Tip: set a seed (e.g. b2b-demo) so you can regenerate the exact same file later or share it with a teammate.

Steps

  1. Load the CSV into Power BI

    In Power BI Desktop, choose Home → Get data → Text/CSV, pick your downloaded b2b_invoices.csv, then Transform Data to open Power Query. Confirm order_date and ship_date are Date types and the numeric columns (quantity, unit_price, revenue, cost, margin) are Decimal/Whole number. Click Close & Apply.

  2. Add a date table

    Create a proper calendar so time intelligence works.
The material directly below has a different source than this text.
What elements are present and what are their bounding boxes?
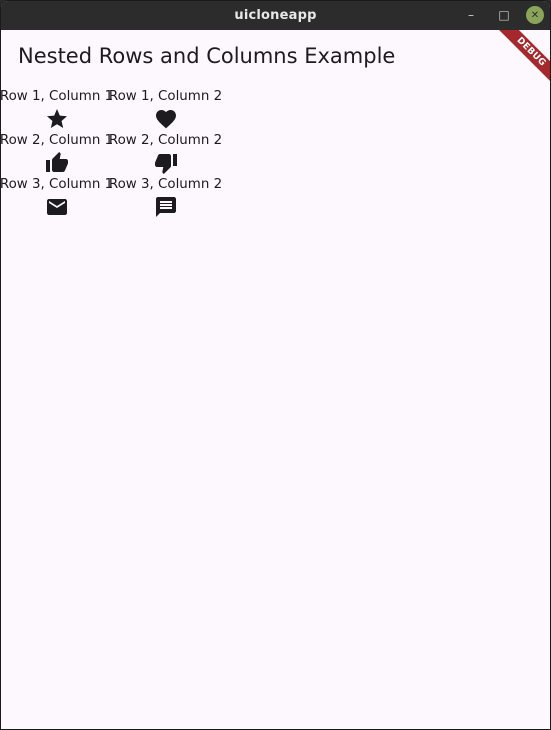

In Modeling → New table:

    Calendar =
    ADDCOLUMNS(
        CALENDAR ( MIN ( Sales[order_date] ), MAX ( Sales[order_date] ) ),
        "Year", YEAR ( [Date] ),
        "Month", FORMAT ( [Date], "MMM" ),
        "MonthNo", MONTH ( [Date] )
    )

    Then relate Calendar[Date]Sales[order_date] (one-to-many), and mark Calendar as the date table.

  3. Write the core DAX measures

    Create these in a measures table:

    Total Revenue = SUM ( Sales[revenue] )
    Total Cost    = SUM ( Sales[cost] )
    Total Margin  = SUM ( Sales[margin] )
    Margin %      = DIVIDE ( [Total Margin], [Total Revenue] )
    Orders        = DISTINCTCOUNT ( Sales[invoice_no] )
    Avg Order Value = DIVIDE ( [Total Revenue], [Orders] )
    
    Revenue MoM % =
    VAR Prev = CALCULATE ( [Total Revenue], DATEADD ( Calendar[Date], -1, MONTH ) )
    RETURN DIVIDE ( [Total Revenue] - Prev, Prev )
  4. Build the visuals

    Lay out a one-page report: KPI cards for Total Revenue, Margin %, and Avg Order Value; a line chart of Total Revenue by Calendar[Date]; a bar chart of Total Revenue by category; a matrix of customer × Total Revenue sorted descending; and a slicer on segment (segA–segD). Because the data is segment-driven, you'll immediately see the long tail of small accounts and the handful of whales.

  5. Add interactivity & polish

    Add a category slicer and a date-range slicer. Conditional-format the customer matrix on Margin % to spot low-margin accounts. Want a bigger or different file? Regenerate with more rows or turn on anomaly labels in the generator to demo exception reporting.

Why this dataset makes a better demo

Random mock data produces flat, meaningless charts. This file is generated from a simulated distributor: customer segments drive order frequency and size, big accounts get thinner margins, and occasional large buys create realistic spikes. So your dashboard shows genuine patterns — margin compression on top accounts, category mix, and a believable revenue trend — exactly what you want when presenting BI skills.